Some comments about the code

s is the Brainfuck source code, m is the memory tape, i is the current instruction index, c is the current instruction code character, j is the index of the current memory byte, l is the loop stack, o is one as UInt8 used to increment/decrement the memory.

Edit 2

Here is a version that transpiles Brainfuck to Julia code using metaprogramming.

const t = Dict('>'=>:(j+=1), '<'=>:(j-=1), '+'=>:(m[j]+=UInt8(1)), '-'=>:(m[j]-=UInt8(1)), '.'=>:(print(Char(m[j]))), ','=>:(m[j]=read(stdin,UInt8)))
le(s) = (n=1; i=2; while n>0 s[i]=='[' ? n+=1 : s[i]==']' ? n-=1 : 0; i+=1 end; i-1)
function bf(s) if isempty(s) nothing
  elseif s[1]=='[' l=le(s); n=l+1; :( while m[j]!=0; $(bf(s[2:l-1])) end; $(bf(s[l+1:end])) )
  else :($(get(t,s[1],nothing)); $(bf(s[2:end]))) end end
macro bf(s) :(()->(m=zeros(UInt8,2^15); j=1; $(bf(s)))) end
@bf(">>++++++[>++++++++<-]+[[>.[>]+<<[->-<<<]>[>+<<]>]>++<++]")()

The function le is used to find the loop end (that is, the index of the matching ]). The function bf transforms a Brainfuck string to a Julia expression. The macro @bf returns an anonymous function that initializes the memory, the memory index and executes the code generated by bf.

The code generated by bf is not particularly nice to read because it is deeply nested. There are better ways to generate the code but they require more lines (at least, I haven’t found a smart way to do it). You can inspect the code of the function generated by the macro with

@code_warntype @bf(">>++++++[>++++++++<-]+[[>.[>]+<<[->-<<<]>[>+<<]>]>++<++]")()

Glen · November 22, 2020, 4:17am

using Measurements, Unitful, Unitful.DefaultSymbols
# Calculate the thickness of tinfoil including uncertainties
ρ = (2.7 ± 0.2)g/cm^3    # density of aluminum
# For a roll of tinfoil
mass = (250 ± 10)g
width = (30.5 ± 0.2)cm
length = (14.24 ± 0.2)m
# ρ = mass/(width*length*thickness)
@show thickness = μm(mass/(ρ*width*length))
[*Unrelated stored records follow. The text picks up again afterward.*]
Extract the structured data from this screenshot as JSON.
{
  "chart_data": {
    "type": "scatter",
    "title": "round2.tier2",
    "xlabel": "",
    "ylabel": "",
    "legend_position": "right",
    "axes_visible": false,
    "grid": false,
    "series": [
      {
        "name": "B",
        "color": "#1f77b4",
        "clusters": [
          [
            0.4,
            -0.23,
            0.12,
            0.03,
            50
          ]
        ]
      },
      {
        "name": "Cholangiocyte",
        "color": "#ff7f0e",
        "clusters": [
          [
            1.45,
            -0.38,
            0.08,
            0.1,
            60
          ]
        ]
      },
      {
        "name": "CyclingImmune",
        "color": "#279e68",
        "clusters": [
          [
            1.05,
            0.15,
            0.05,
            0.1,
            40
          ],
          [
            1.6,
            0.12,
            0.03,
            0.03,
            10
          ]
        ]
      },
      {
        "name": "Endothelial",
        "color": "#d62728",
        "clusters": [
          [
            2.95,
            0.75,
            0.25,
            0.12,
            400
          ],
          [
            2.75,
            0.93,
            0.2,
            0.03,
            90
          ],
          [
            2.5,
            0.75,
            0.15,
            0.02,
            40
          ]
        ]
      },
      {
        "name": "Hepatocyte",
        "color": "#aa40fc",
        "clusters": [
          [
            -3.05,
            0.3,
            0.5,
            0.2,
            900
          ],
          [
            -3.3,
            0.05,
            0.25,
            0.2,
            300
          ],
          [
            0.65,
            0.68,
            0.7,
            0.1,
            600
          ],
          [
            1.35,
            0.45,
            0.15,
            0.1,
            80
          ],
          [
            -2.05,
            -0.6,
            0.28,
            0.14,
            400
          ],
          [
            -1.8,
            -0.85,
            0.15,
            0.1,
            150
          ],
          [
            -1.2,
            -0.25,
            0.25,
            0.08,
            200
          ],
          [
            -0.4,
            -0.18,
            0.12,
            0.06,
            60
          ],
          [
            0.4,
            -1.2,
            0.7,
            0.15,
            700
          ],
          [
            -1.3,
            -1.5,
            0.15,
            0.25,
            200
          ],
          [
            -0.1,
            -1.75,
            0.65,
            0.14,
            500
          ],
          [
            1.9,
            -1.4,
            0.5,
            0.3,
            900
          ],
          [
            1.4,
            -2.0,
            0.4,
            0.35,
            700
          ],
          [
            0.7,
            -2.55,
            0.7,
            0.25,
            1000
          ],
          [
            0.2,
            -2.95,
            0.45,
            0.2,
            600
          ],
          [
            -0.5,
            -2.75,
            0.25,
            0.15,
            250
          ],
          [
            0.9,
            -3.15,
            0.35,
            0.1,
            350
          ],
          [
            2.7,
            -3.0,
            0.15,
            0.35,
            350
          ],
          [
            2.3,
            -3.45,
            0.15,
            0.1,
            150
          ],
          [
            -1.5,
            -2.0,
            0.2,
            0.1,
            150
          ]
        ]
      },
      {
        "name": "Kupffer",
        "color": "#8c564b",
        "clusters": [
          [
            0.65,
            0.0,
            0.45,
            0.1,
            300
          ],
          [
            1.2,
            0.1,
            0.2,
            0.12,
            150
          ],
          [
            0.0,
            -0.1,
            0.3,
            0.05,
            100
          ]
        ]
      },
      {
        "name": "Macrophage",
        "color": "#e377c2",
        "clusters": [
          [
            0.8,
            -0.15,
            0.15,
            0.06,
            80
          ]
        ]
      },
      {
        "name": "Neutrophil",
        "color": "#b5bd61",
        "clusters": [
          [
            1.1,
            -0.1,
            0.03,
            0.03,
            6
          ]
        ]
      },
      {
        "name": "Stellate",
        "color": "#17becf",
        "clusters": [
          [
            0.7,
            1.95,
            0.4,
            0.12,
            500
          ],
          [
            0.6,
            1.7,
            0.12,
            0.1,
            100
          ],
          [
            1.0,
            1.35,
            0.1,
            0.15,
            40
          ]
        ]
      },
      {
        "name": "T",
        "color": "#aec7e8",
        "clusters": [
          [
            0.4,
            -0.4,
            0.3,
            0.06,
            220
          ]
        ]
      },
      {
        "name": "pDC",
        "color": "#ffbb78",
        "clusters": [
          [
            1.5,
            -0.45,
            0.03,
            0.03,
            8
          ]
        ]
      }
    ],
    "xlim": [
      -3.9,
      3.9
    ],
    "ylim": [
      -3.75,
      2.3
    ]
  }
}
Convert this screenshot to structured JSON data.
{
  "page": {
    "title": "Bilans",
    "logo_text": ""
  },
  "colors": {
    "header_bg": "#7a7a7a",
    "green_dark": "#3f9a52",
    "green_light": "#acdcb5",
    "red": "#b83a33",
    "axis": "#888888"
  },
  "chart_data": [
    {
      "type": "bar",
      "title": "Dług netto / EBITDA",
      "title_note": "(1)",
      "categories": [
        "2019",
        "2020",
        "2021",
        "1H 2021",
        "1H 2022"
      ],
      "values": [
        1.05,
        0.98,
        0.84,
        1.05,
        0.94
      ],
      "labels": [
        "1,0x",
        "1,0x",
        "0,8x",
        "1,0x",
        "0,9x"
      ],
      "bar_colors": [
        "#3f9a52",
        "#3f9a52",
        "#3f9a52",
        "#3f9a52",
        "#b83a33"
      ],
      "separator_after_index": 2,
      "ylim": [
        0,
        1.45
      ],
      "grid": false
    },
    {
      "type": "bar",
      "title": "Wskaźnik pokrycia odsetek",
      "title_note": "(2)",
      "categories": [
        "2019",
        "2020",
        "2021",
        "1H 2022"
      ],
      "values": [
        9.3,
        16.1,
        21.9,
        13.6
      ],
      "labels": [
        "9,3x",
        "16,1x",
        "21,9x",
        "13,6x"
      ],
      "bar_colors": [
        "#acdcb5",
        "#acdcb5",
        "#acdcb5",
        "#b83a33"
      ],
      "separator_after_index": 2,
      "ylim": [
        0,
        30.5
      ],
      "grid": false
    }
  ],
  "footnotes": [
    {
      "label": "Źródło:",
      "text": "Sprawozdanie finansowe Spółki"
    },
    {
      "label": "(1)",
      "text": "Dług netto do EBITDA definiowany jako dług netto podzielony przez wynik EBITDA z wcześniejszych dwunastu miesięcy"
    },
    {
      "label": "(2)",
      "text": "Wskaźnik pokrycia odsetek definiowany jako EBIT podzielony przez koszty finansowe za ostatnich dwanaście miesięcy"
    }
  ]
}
thickness = μm(mass / (ρ * width * length)) = 21.3 ± 1.8 μm

jlperla · November 22, 2020, 4:57am

Pretty much any of the examples in https://github.com/JuliaApproximation/ApproxFun.jl . Many are less then 7 lines already.

TheCedarPrince · November 22, 2020, 5:18am

You may find this interesting! Was benchmarking the latest on Arrow with its work on DataFrames and a personal project I am working on:

Also, this is just nice to show the clarity of Julia and its ease of use:

FedericoStra · November 22, 2020, 2:54pm

You probably had the global variable m already defined before using Unitful.DefaultSymbols.